ОглавлениеDer Gelähmte am Teich Betesda – Johannes 5,1–15
»Willst du gesund werden?« Etwas eigenartig klingt die Frage schon. Schließlich liegt der Mann seit 38 Jahren krank darnieder. Das ist eine lange Zeit. Und der Mann hat sich weitgehend an den Zustand seiner Krankheit gewöhnt. Vielleicht hat er sich anfangs dagegen aufgelehnt, aber sich, nachdem er merkte, dass alle Bemühungen vergeblich waren, mit seiner Krankheit arrangiert und einigermaßen in ihr eingerichtet.
Der Punkt dabei ist: Jede Krankheit nimmt uns etwas. Sie schränkt unsere Lebensmöglichkeiten ein, unsere Lebensfreude und unsere Lebenskraft. Jede Krankheit gibt uns aber auch etwas. So bringt Krankheit es in vielen Fällen mit sich, dass man von Alltagspflichten entbunden wird. Und man erfährt viel Aufmerksamkeit, Anteilnahme und Mitgefühl seitens der Menschen ringsum. Psychologinnen und Psychologen sprechen in solchen Fällen vom »sekundären Krankheitsgewinn«. Dieser ist keineswegs verwerflich. Für viele Krankheiten zahlen wir einen hohen Preis, und es ist nur fair, wenn uns das Leben zumindest ein wenig davon in Form von kleinen Entlastungen zurückgibt.
Freilich hat der sekundäre Krankheitsgewinn seine Tücken. Überlegen Sie mal: Dieser Mensch ist 38 Jahre krank. Er hat sich daran gewöhnt, nicht mehr aufstehen zu können. Ab und zu unternimmt er einen neuen Versuch, aber er schafft es einfach nicht. Immer halbherziger werden im Lauf der Zeit seine Anstrengungen, immer mehr verfestigt sich in seinem Inneren die Überzeugung: »Es geht einfach nicht.« Mehr und mehr gibt er sich mit seinem Zustand zufrieden. Mehr, so sagt er sich, kann man vom Leben eben nicht erwarten. Immer wieder sucht seine Seele nach Begründungen dafür, warum das Leben, das er führt, so sein muss – und findet sie auch. Warum es so, wie es ist, gut und richtig ist, warum es nicht anders geht und: warum es auch gar nicht anders sein sollte.

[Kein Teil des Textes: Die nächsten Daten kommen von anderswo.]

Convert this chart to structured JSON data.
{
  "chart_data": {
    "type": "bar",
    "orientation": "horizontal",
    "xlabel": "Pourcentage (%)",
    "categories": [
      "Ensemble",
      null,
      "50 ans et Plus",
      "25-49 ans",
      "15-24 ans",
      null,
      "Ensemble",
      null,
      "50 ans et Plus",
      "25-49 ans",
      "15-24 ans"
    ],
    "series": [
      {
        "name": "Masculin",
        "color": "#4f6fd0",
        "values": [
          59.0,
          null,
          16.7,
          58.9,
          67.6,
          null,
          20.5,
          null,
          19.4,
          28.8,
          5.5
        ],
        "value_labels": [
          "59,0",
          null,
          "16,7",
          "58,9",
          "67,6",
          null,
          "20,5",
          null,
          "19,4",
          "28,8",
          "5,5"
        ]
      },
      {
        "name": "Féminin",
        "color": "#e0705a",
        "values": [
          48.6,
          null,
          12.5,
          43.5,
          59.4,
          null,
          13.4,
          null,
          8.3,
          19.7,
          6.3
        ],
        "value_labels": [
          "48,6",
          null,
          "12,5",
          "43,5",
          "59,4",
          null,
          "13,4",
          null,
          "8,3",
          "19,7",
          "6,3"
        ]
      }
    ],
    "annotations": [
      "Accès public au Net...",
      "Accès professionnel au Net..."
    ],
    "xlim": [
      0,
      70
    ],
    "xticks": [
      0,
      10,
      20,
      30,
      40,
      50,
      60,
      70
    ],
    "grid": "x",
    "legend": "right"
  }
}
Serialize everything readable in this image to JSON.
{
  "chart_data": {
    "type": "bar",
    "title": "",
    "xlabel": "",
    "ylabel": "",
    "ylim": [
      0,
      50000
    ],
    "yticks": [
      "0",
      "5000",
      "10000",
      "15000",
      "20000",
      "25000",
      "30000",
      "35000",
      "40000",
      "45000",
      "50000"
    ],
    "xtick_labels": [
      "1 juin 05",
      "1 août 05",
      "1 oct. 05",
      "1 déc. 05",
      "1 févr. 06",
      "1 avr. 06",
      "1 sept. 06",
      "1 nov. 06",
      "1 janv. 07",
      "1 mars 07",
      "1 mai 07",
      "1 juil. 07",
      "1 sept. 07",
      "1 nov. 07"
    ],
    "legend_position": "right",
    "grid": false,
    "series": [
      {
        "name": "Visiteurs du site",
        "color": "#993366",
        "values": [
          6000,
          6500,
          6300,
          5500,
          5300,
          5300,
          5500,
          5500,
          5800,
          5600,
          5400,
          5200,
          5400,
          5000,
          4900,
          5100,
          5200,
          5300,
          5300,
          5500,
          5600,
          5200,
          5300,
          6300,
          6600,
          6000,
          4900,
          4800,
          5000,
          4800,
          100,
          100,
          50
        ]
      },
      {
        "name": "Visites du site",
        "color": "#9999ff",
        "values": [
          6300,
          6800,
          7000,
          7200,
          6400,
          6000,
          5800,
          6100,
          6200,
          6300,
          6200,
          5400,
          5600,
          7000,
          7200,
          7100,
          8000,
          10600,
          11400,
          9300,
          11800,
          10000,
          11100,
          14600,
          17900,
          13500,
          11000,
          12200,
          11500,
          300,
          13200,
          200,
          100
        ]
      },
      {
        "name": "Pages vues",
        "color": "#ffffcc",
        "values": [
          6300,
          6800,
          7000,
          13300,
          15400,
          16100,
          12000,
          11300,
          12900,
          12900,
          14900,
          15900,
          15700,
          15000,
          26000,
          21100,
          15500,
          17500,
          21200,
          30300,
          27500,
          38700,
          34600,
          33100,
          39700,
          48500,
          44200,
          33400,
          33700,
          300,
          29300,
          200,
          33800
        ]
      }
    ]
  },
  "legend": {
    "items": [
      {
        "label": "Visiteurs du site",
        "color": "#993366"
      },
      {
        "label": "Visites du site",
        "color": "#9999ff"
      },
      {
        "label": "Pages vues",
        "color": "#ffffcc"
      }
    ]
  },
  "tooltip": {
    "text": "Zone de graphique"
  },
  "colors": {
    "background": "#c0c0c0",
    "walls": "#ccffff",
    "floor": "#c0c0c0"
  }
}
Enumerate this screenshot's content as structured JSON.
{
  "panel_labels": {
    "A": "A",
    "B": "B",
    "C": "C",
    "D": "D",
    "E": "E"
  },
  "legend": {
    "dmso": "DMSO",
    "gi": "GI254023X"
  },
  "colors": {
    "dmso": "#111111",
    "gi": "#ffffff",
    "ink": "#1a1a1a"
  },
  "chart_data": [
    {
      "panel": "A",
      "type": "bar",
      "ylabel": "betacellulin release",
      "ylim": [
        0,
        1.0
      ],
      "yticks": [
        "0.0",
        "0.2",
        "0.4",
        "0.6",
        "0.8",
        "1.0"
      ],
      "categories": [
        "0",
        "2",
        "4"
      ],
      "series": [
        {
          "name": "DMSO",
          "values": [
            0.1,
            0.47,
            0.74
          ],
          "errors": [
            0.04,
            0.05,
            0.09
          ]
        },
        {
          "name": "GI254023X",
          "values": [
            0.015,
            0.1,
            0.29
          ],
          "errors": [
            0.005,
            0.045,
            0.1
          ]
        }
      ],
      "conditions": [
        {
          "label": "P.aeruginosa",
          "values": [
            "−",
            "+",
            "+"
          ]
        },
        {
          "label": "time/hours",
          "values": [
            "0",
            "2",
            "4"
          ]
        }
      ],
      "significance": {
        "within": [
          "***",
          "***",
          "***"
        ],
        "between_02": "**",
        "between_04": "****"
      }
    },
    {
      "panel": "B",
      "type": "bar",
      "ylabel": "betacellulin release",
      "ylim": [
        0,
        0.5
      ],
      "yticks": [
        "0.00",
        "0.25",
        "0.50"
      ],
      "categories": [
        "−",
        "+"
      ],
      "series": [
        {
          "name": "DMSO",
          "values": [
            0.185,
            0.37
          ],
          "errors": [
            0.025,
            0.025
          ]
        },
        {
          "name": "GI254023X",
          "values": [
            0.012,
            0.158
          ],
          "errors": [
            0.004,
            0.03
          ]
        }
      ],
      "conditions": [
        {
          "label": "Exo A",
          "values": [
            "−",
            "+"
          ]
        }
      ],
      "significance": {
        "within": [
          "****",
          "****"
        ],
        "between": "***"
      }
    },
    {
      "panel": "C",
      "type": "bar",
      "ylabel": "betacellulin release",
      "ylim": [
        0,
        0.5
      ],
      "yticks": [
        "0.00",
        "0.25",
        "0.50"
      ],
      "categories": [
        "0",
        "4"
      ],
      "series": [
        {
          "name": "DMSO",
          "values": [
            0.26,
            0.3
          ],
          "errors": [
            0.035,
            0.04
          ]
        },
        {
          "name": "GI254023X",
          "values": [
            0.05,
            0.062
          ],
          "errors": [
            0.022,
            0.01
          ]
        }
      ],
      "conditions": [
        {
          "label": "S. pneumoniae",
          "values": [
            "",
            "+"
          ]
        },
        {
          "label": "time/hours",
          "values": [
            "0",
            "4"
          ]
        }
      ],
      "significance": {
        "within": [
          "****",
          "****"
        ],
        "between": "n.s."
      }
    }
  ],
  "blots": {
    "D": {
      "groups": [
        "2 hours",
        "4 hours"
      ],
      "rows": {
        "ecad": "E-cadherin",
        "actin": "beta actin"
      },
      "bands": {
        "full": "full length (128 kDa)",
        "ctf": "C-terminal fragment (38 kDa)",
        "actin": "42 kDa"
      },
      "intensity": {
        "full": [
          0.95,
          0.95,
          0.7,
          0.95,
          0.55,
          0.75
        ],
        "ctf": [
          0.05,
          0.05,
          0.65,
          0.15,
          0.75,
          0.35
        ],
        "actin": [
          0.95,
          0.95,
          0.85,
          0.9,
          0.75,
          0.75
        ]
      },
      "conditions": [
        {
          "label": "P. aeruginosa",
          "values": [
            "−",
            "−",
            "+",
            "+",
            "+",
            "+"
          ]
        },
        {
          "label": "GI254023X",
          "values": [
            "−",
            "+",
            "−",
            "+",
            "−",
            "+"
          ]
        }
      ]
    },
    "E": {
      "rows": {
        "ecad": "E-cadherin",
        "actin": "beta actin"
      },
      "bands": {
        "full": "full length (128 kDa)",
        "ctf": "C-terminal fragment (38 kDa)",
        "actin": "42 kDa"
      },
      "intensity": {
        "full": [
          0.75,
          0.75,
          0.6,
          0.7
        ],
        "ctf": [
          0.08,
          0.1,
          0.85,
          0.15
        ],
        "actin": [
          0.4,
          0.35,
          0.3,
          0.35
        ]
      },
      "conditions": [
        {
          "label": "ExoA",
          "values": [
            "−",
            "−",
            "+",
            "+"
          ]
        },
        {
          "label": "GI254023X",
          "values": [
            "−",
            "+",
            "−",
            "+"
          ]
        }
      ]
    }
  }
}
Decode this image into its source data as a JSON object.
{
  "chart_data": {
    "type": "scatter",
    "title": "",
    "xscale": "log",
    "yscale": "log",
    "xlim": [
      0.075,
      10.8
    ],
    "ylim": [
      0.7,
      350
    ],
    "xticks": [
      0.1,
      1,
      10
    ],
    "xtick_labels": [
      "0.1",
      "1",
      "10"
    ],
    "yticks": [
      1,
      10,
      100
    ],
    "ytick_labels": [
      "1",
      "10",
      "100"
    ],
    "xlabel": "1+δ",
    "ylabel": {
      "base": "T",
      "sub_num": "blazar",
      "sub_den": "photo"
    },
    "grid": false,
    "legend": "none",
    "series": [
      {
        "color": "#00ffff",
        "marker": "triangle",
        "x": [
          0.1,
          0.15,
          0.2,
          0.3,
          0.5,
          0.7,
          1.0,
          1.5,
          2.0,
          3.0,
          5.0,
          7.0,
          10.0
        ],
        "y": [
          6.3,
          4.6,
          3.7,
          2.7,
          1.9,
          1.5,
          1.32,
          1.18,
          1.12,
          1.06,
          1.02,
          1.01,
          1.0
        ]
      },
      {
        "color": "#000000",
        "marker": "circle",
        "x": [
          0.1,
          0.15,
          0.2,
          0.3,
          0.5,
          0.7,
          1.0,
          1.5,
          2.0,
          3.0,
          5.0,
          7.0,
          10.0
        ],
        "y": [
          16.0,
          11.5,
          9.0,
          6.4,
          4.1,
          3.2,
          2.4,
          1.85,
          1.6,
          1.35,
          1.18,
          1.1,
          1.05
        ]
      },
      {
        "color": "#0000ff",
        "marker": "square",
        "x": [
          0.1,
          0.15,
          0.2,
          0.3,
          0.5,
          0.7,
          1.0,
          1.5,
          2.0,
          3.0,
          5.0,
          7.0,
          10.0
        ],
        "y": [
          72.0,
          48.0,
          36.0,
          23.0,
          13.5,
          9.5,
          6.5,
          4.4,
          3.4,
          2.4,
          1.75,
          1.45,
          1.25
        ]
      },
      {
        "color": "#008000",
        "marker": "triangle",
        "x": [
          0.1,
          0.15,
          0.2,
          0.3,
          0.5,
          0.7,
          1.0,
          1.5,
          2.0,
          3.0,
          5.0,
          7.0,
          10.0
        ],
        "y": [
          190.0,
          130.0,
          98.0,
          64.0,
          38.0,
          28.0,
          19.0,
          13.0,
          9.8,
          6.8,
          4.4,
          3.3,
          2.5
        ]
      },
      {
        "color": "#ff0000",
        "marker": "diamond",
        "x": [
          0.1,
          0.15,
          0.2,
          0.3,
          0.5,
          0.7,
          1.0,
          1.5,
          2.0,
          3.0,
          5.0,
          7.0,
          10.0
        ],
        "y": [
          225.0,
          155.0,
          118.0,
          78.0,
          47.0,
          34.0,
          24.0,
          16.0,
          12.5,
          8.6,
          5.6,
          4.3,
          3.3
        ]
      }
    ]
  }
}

Vielleicht ist die Frage Jesu: »Willst du gesund werden?« gar nicht so absurd, wie sie im ersten Moment anmutet. Bedenken Sie, was der Kranke alles aufgeben müsste. Nicht nur die genannten kleinen Vorteile, die mit der großen Benachteiligung einhergehen – das wäre noch okay. Aber er müsste sich auch eingestehen, dass die ganzen Argumente und Gründe, die er im Lauf der Jahrzehnte zur Rechtfertigung seines Zustandes aufgeboten hatte, lediglich dazu dienten, ein falsches Selbst- und Weltbild zu stützen. So etwas gibt niemand gerne zu. Und noch etwas käme hinzu: Er müsste sich anstrengen. Gesundwerden ist nämlich durchaus mühevoll. Wenn man 38 Jahre fest gelegen hat, ist es alles andere als leicht, aufzustehen, sein Bett (und sei es nur eine Matte) unter den Arm zu nehmen und loszulaufen. In unserer Geschichte liest sich das so leicht. In aller Regel aber ist das ein überaus mühsamer Prozess.